Fort Médoc ist auf marshy und niedrigem Gelände gebaut und erfordert Erdarbeiten, um den Boden zu stabilisieren. Es ist von gefluteten Gräben umgeben und mit Baracken, einer Kapelle, einer Bäckerei und einer Pulverbox ausgestattet, die 16 Tonnen Pulver speichern kann. Das vom Bildhauer Pierre Berquin dekorierte Königliche Tor symbolisiert die Macht von Louis XIV mit Elementen wie der Königlichen Sonne und den Atlanten, die die besiegten Feinde repräsentieren. Trotz seiner strategischen Rolle wurde das Fort nie angegriffen und seine Garnison erreichte nie die 300 Truppen geplant.

Das Fort Médoc wurde 1956 teilweise als historisches Denkmal gelistet und 2008 vollständig klassifiziert. 2008 schloss er sich dem UNESCO-Weltkulturerbe in Vauban an. Nach Verlassenszeiten, vor allem nach seiner militärischen Stilllegung im Jahr 1916, wurde die Website von der Gemeinde Cussac im Jahr 1930 erworben. Seit 1996 arbeitet der Verein des Amis du Fort Médoc an seiner Rehabilitierung, dem Wiederaufbau von Elementen wie der Kapelle und der Bäckerei.

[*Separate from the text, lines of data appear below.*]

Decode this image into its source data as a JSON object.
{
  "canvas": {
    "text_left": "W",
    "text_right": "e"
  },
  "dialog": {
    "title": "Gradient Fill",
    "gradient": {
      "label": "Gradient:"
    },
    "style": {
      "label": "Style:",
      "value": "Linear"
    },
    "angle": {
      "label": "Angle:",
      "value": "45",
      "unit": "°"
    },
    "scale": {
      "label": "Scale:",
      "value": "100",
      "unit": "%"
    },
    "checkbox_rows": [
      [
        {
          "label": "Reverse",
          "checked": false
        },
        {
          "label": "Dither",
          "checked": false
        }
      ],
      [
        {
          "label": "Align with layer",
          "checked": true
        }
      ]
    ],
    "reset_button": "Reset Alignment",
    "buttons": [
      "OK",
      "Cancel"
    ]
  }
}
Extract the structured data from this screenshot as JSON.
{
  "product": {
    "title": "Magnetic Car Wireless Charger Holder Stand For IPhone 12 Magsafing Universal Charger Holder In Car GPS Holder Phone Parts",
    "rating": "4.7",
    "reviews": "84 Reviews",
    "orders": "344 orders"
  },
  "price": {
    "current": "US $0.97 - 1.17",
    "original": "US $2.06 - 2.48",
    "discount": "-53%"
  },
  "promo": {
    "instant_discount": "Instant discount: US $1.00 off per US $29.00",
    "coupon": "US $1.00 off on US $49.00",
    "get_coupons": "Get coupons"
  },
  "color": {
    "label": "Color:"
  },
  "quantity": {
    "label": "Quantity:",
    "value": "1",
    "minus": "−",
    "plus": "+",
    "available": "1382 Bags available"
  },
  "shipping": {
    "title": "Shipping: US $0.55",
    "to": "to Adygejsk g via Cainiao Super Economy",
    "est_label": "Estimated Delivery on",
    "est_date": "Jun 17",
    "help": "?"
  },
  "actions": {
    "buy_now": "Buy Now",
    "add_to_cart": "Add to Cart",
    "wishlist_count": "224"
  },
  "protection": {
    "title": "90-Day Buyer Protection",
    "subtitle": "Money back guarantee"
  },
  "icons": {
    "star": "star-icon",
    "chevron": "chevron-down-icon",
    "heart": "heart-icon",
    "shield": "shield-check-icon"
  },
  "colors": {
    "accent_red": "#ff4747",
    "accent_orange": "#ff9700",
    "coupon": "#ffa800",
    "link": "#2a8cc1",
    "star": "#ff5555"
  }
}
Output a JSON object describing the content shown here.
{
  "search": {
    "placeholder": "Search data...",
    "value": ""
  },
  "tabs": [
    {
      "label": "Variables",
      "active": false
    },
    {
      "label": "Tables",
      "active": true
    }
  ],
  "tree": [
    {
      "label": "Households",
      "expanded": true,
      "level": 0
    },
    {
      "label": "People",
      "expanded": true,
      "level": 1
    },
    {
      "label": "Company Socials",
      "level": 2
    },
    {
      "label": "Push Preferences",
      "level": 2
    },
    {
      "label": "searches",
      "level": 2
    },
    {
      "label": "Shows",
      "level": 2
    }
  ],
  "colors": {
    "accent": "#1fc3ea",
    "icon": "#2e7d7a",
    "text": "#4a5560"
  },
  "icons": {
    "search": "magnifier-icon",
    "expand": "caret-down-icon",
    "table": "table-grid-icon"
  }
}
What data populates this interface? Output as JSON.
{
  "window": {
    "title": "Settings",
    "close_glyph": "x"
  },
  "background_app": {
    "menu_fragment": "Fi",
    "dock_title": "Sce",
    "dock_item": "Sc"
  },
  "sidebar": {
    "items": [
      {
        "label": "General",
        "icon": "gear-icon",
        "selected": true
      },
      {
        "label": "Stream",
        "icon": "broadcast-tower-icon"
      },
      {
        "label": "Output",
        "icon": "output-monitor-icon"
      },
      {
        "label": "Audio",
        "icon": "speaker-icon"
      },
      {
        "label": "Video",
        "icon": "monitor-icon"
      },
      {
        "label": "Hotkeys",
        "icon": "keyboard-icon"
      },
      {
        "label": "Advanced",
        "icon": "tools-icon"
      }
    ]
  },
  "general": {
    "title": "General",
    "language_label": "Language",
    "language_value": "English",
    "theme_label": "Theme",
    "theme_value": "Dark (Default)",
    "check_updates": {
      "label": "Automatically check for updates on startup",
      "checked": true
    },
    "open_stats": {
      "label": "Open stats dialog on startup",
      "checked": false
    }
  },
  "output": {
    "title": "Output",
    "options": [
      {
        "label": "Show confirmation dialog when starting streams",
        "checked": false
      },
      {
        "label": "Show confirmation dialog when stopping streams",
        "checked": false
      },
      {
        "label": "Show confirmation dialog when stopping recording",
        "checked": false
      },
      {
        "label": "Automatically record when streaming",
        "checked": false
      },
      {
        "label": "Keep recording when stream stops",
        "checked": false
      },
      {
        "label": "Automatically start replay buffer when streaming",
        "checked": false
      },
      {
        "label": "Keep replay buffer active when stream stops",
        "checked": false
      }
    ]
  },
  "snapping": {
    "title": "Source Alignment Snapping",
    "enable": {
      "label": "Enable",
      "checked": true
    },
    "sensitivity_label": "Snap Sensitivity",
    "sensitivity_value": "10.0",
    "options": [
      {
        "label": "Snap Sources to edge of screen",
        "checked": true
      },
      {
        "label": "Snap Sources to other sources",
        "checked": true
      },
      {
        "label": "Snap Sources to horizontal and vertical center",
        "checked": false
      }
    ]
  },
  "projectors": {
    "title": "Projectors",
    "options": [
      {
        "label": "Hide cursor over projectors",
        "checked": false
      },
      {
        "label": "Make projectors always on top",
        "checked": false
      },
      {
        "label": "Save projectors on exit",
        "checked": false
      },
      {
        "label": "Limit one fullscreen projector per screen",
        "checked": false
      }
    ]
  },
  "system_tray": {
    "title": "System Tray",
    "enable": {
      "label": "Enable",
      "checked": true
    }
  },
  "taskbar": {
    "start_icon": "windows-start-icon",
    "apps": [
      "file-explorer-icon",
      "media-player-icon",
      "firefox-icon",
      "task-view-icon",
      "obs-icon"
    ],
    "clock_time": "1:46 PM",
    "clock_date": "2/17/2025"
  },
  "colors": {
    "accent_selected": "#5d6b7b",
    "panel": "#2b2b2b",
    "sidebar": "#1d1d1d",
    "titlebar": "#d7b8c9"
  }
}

Fort Médoc veranschaulicht die Ingenuität von Vauban bei der Anpassung von Festungen an geographische Zwänge und Artilleriefortschritte. Obwohl seine militärische Rolle begrenzt war, bezeugte er Louis XIVs Wunsch, die Grenzen des Königreichs zu sichern. Heute ist der Standort ein Ort der Erinnerung und des Besuchs, der einen Überblick über die militärische Architektur des 17. Jahrhunderts und seine Integration in die girondinische Landschaft bietet.

Das defensive System der Gironde-Estuary, einschließlich Fort Médoc, reagierte auf eine große strategische Herausforderung: Verhindert feindliche Schiffe, den Fluss nach Bordeaux zu steigen. Vauban, inspiriert von den Ideen des Herzogs von Saint-Simon, entwarf einen "Schloss", der drei Werke kombiniert, um die gesamte Breite der Mündung zu decken. Dieses Projekt war Teil eines breiteren Programms der Befestigung der Grenzen des Königreichs, das darauf abzielte, einen "Eisengürtel" unter der Ägide von Ludwig XIV. zu schaffen.